Published in final edited form as: Sci Immunol. 2017 May 12;2(11):eaam7341. doi: 10.1126/sciimmunol.aam7341

Fig. 5. Integrin α4β7 is incorporated into HIV-1 virions circulating in vivo in infected patients.

Fig. 5

MAdCAM-1 and ICAM-1-mediated capture of cell-free HIV-1 virions circulating in serum from infected patients. Sera on the left side were obtained during the early stage of HIV-1 infection (0-6 months), while those on the right side were obtained during the chronic phase, after 6 months of primary infection.

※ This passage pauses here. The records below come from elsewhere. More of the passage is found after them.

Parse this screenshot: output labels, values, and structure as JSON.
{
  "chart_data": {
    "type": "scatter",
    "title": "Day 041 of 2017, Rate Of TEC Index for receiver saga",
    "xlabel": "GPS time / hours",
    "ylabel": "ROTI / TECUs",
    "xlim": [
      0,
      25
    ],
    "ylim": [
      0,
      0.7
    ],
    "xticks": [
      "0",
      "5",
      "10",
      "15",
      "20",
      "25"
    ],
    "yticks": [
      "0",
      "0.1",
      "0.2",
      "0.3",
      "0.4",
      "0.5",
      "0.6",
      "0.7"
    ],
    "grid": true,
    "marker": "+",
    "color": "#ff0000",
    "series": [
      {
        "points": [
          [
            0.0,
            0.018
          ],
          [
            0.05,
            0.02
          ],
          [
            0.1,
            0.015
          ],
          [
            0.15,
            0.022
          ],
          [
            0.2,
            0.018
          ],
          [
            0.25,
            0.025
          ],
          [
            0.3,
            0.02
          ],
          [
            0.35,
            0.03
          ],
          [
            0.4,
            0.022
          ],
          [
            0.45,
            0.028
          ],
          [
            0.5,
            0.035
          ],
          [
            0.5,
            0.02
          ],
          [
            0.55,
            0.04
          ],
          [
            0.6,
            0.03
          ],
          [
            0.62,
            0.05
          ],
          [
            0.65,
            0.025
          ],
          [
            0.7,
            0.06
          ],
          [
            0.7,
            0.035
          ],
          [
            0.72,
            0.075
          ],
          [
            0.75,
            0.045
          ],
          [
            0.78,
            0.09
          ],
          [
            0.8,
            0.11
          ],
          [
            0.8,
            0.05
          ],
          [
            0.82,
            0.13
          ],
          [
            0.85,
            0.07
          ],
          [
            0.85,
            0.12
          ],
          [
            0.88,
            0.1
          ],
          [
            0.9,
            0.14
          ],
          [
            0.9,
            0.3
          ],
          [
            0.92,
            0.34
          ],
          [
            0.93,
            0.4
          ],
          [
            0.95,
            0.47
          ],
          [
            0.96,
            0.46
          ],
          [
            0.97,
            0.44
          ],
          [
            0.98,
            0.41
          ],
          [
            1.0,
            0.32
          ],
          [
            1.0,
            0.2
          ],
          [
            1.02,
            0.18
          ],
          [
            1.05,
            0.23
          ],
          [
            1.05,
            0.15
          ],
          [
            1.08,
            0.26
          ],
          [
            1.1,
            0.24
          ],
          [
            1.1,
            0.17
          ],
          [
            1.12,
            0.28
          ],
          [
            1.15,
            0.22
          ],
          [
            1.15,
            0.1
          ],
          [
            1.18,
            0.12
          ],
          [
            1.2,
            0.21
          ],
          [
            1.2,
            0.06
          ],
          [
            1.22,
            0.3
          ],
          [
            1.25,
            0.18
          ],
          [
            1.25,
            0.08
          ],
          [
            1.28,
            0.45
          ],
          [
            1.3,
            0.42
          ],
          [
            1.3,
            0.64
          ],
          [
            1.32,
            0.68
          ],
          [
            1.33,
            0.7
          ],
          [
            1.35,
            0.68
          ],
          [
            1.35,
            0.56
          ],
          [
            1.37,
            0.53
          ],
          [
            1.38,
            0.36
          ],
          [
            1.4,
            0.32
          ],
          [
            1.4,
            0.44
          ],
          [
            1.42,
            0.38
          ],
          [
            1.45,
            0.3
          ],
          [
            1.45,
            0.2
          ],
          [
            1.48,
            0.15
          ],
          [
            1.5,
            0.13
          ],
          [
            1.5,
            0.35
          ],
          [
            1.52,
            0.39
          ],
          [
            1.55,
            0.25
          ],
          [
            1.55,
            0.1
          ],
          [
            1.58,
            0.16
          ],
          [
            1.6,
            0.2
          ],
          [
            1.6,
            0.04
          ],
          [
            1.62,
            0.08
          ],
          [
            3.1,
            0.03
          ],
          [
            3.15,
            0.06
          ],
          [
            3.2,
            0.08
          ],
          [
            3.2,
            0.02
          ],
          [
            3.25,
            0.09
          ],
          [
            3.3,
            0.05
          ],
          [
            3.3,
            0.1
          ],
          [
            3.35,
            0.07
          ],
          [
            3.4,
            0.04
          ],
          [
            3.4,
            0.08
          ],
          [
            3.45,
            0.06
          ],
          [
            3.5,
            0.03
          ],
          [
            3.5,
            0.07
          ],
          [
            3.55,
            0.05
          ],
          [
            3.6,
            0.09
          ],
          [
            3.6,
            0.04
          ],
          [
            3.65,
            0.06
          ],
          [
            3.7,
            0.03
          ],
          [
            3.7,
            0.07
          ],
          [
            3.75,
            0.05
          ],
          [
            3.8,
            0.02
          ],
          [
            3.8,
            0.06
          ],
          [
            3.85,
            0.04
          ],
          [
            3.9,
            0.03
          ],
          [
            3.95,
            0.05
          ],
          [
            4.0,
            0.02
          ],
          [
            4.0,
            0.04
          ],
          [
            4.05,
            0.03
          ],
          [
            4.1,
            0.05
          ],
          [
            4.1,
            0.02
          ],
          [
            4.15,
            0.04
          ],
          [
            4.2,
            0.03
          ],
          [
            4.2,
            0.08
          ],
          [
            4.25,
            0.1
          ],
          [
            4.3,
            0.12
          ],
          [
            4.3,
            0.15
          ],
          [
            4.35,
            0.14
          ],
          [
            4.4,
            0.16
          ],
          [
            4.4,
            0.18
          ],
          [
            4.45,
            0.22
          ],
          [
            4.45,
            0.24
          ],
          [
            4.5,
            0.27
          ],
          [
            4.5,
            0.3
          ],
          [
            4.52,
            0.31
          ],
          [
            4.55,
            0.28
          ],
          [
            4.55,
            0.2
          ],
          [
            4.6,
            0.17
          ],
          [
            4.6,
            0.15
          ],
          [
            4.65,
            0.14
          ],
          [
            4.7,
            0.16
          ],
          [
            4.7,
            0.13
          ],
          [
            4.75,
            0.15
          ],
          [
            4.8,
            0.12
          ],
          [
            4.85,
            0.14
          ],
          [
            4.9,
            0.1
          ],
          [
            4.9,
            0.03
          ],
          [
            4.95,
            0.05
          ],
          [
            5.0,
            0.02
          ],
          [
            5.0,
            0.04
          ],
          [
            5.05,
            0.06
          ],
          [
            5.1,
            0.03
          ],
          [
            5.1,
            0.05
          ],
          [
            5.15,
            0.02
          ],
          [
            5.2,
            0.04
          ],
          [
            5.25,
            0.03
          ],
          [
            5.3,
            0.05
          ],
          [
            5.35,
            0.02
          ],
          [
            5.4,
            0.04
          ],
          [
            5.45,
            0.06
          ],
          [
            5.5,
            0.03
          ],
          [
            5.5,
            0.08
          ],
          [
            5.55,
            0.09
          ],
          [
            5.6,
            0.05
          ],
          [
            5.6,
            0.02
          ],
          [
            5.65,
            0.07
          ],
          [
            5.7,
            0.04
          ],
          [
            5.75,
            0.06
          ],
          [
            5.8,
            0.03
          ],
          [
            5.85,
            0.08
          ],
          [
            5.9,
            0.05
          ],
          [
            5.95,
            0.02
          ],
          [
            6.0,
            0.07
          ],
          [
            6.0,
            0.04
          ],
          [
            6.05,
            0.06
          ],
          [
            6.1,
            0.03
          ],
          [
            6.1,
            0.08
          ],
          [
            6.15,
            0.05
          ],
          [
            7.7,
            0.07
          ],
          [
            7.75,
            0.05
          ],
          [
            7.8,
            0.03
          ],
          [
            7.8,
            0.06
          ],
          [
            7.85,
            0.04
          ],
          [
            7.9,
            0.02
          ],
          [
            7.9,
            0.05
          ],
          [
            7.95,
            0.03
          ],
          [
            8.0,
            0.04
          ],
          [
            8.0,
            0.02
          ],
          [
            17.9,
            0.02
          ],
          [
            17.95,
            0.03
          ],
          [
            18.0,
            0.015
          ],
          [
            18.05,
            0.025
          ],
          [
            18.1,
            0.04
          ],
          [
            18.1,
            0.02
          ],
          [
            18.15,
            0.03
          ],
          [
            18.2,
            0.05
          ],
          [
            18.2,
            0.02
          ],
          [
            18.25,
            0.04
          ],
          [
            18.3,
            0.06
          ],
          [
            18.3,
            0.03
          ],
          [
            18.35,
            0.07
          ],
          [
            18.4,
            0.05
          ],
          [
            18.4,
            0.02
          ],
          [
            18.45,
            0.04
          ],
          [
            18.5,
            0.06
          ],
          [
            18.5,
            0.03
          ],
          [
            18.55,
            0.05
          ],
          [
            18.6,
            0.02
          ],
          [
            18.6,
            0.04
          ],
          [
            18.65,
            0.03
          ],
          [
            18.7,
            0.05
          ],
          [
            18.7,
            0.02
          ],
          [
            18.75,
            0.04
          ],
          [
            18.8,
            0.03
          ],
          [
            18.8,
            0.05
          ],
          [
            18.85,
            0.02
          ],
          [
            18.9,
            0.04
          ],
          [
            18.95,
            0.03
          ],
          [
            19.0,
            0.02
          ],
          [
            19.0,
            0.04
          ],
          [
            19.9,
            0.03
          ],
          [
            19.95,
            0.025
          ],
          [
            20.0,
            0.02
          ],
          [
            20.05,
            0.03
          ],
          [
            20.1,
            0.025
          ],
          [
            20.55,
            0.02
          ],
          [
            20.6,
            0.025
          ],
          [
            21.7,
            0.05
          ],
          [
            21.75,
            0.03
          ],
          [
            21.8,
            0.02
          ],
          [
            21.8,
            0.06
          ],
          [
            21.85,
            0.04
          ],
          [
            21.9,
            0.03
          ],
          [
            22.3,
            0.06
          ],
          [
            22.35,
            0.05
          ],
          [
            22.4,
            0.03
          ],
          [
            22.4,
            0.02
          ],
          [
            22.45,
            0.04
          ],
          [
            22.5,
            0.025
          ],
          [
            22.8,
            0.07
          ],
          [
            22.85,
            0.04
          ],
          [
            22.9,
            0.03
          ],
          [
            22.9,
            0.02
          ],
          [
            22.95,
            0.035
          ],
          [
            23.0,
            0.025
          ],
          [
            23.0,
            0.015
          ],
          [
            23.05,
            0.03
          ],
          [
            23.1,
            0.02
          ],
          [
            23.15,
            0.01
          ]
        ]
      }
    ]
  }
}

Due to the limited amount of patient serum available, capture could only be performed with the recombinant α4β7 ligand, MAdCAM-1, which permitted to document the functionality of the incorporated integrin, as well as with ICAM-1, used as a control integrin ligand. Captured virions were quantified by real-time PCR using specific HIV-1 primers and probes on serum-extracted RNA; the results are expressed as viral genome equivalents per mL. Statistical analysis was performed using an unpaired 2-tailed t-test. In addition to the statistical comparisons shown in the figure, the difference between MAdCAM-1 and ICAM-1-mediated virus capture in the <6-months group was also statistically significant (p = 0.0278 by paired 2-tailed t-test), while no statistical difference was detected in the >6-months group.